A balanced general houseplant feed (roughly even N-P-K) is exactly right — it is grown for foliage, so steady, moderate nitrogen for healthy leaves is the goal, not a bloom or root formula.
For the language behind the three numbers on the bottle — what nitrogen, phosphorus and potassium each do — see the NPK ratio explained entry. The short version for pilea involucrata 'norfolk': match the feed to the job the plant is doing right now, not to a generic “plant food” on the shelf.

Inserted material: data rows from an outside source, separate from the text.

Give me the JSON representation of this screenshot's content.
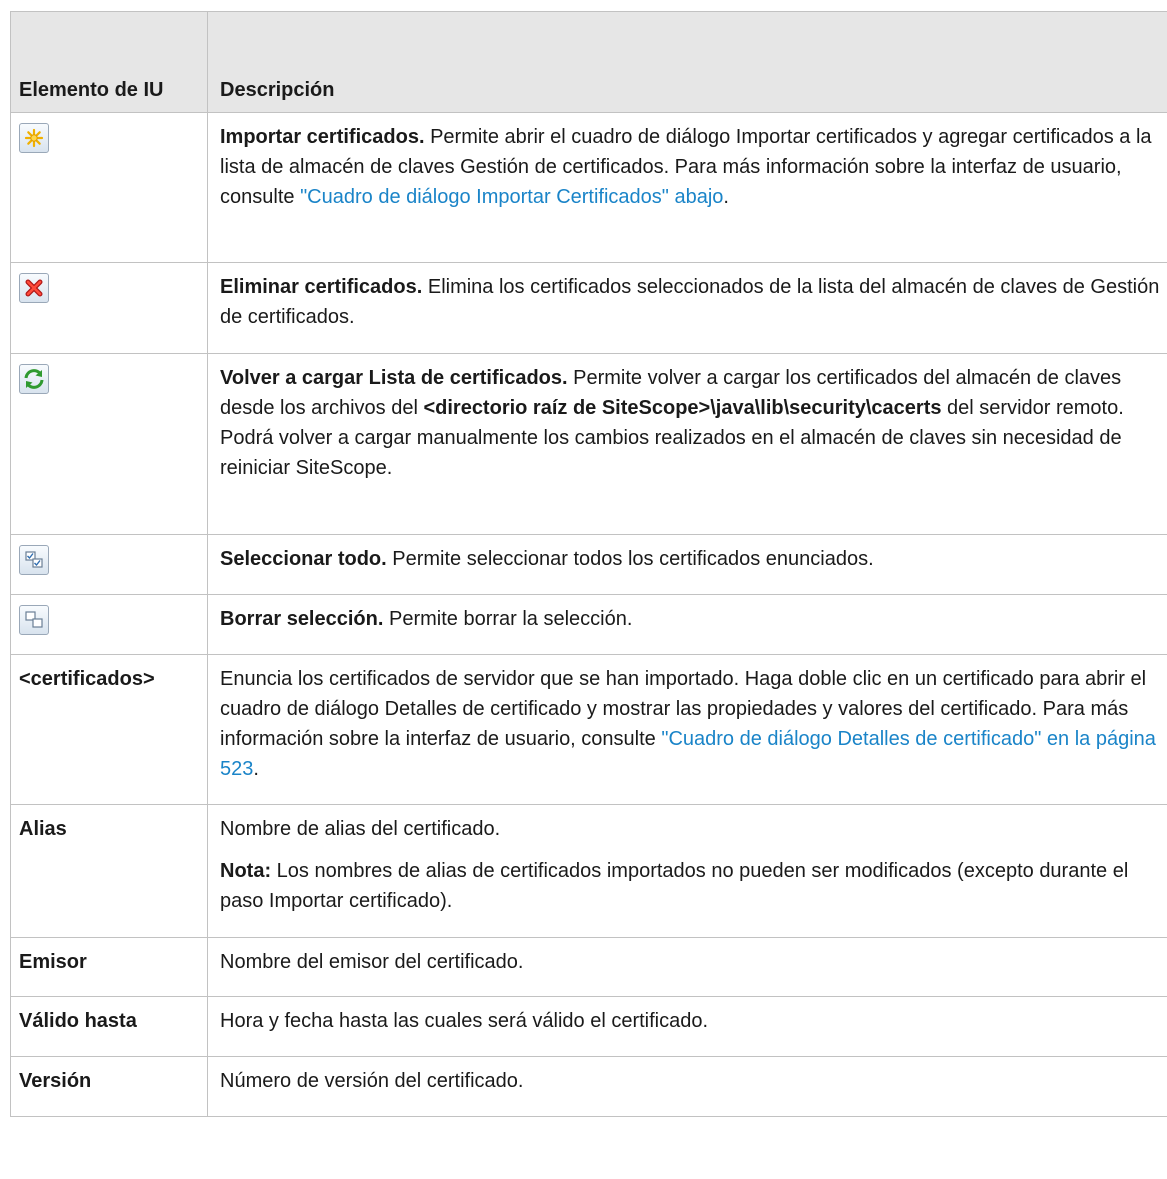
{
  "header": {
    "col1": "Elemento de IU",
    "col2": "Descripción"
  },
  "rows": {
    "import": {
      "icon": "import-certificates-icon",
      "title": "Importar certificados.",
      "text": " Permite abrir el cuadro de diálogo Importar certificados y agregar certificados a la lista de almacén de claves Gestión de certificados. Para más información sobre la interfaz de usuario, consulte ",
      "link": "\"Cuadro de diálogo Importar Certificados\" abajo",
      "end": "."
    },
    "delete": {
      "icon": "delete-certificates-icon",
      "title": "Eliminar certificados.",
      "text": " Elimina los certificados seleccionados de la lista del almacén de claves de Gestión de certificados."
    },
    "reload": {
      "icon": "reload-list-icon",
      "title": "Volver a cargar Lista de certificados.",
      "text1": " Permite volver a cargar los certificados del almacén de claves desde los archivos del ",
      "path": "<directorio raíz de SiteScope>\\java\\lib\\security\\cacerts",
      "text2": " del servidor remoto. Podrá volver a cargar manualmente los cambios realizados en el almacén de claves sin necesidad de reiniciar SiteScope."
    },
    "select_all": {
      "icon": "select-all-icon",
      "title": "Seleccionar todo.",
      "text": " Permite seleccionar todos los certificados enunciados."
    },
    "clear": {
      "icon": "clear-selection-icon",
      "title": "Borrar selección.",
      "text": " Permite borrar la selección."
    },
    "certs": {
      "label": "<certificados>",
      "text": "Enuncia los certificados de servidor que se han importado. Haga doble clic en un certificado para abrir el cuadro de diálogo Detalles de certificado y mostrar las propiedades y valores del certificado. Para más información sobre la interfaz de usuario, consulte ",
      "link": "\"Cuadro de diálogo Detalles de certificado\" en la página 523",
      "end": "."
    },
    "alias": {
      "label": "Alias",
      "text": "Nombre de alias del certificado.",
      "note_label": "Nota:",
      "note_text": " Los nombres de alias de certificados importados no pueden ser modificados (excepto durante el paso Importar certificado)."
    },
    "issuer": {
      "label": "Emisor",
      "text": "Nombre del emisor del certificado."
    },
    "valid": {
      "label": "Válido hasta",
      "text": "Hora y fecha hasta las cuales será válido el certificado."
    },
    "version": {
      "label": "Versión",
      "text": "Número de versión del certificado."
    }
  },
  "colors": {
    "header_bg": "#e6e6e6",
    "border": "#c2c2c2",
    "link": "#1a84c8"
  }
}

How often to feed pilea involucrata 'norfolk', and which months
Feeding only earns its keep while the plant is in active growth and can use the nutrients — pour feed into a dormant or low-light plant and it simply builds up as root-burning salt. For pilea involucrata 'norfolk':
Feed every two to four weeks in spring and summer with a balanced liquid fertiliser diluted to half strength. Stop in autumn and winter. Over-feeding causes leggy growth and can burn the leaf margins. Treat that as sparingly through the growing season between spring through early autumn (roughly March to September); ease off in autumn and stop entirely in the low light of winter.
The dormant-season rule matters more than the exact interval: skip feeding entirely when pilea involucrata 'norfolk' is resting. For the wider context on indoor feeding rhythms across the seasons, the houseplant fertiliser schedule walks through the year month by month.
What strength to mix for pilea involucrata 'norfolk'
Half strength is the safe default for pilea involucrata 'norfolk' — houseplant feeds are formulated strong, and the diluted dose is gentler on the roots while still ample for foliage.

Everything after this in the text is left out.